To solve part a, you correctly applied the quadratic formula to find the solutions of the equation h(t) = 0:
-16t^2 + 32t + 4 = 0
However, it seems that there was a mistake in your calculations. Let's go through it step by step to find the correct answer:
Using the quadratic formula, we have:
t = (-b ± √(b^2 - 4ac)) / (2a)
For our equation -16t^2 + 32t + 4 = 0, we can identify a = -16, b = 32, and c = 4. Substituting these values into the quadratic formula, we get:
t = (-32 ± √(32^2 - 4(-16)(4))) / (2(-16))
t = (-32 ± √(1024 + 256)) / -32
t = (-32 ± √1280) / -32
Simplifying further:
t = (-32 ± √(1280)) / -32
t = (-32 ± 35.777) / -32
Now, we have two solutions:
t = (-32 + 35.777) / -32 = 3.777 / -32 ≈ -0.118 (rounded to the nearest thousandth)
t = (-32 - 35.777) / -32 = -67.777 / -32 ≈ 2.118 (rounded to the nearest thousandth)
As you mentioned, negative time doesn't make sense in this context, so we discard the negative solution. Therefore, the ball hits the ground after approximately 2.118 seconds.

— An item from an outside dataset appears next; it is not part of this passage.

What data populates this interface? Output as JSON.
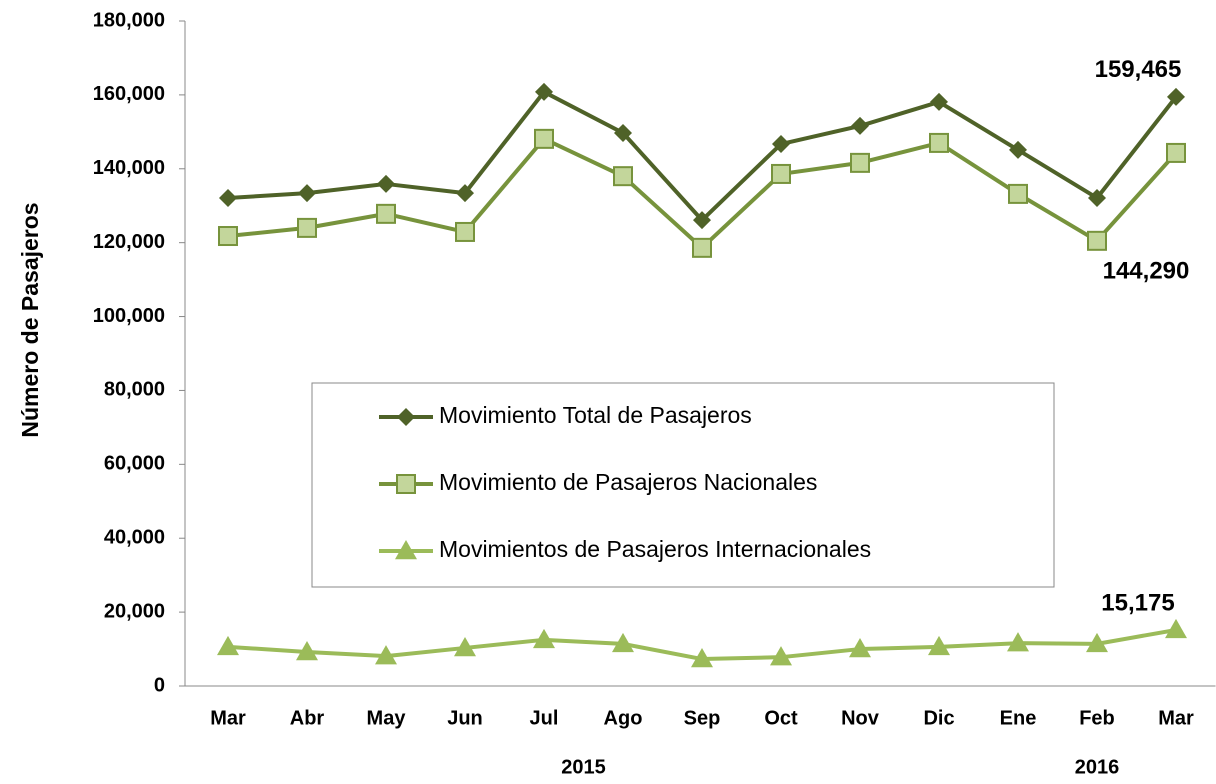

Moving on to part b, to find the highest point the ball reaches, we need to find the vertex of the quadratic function. The vertex of a quadratic function in the form h(t) = at^2 + bt + c can be found using the formula:
t = -b / (2a)
In our case, a = -16 and b = 32. Substituting these values, we have:
t = -32 / (2(-16))
t = -32 / -32
t = 1
So, the highest point of the ball's trajectory occurs at t = 1 second.
Now, to determine the height at t = 1 second, we substitute t = 1 into the quadratic function:
h(1) = -16(1)^2 + 32(1) + 4
h(1) = -16 + 32 + 4
h(1) = 20
Therefore, the highest point the ball reaches is at 20 feet after 1 second, not 1 foot after 20 seconds.
To summarize:
a. The ball hits the ground approximately after 2.118 seconds.
b. The highest point that the ball reaches is 20 feet after 1 second.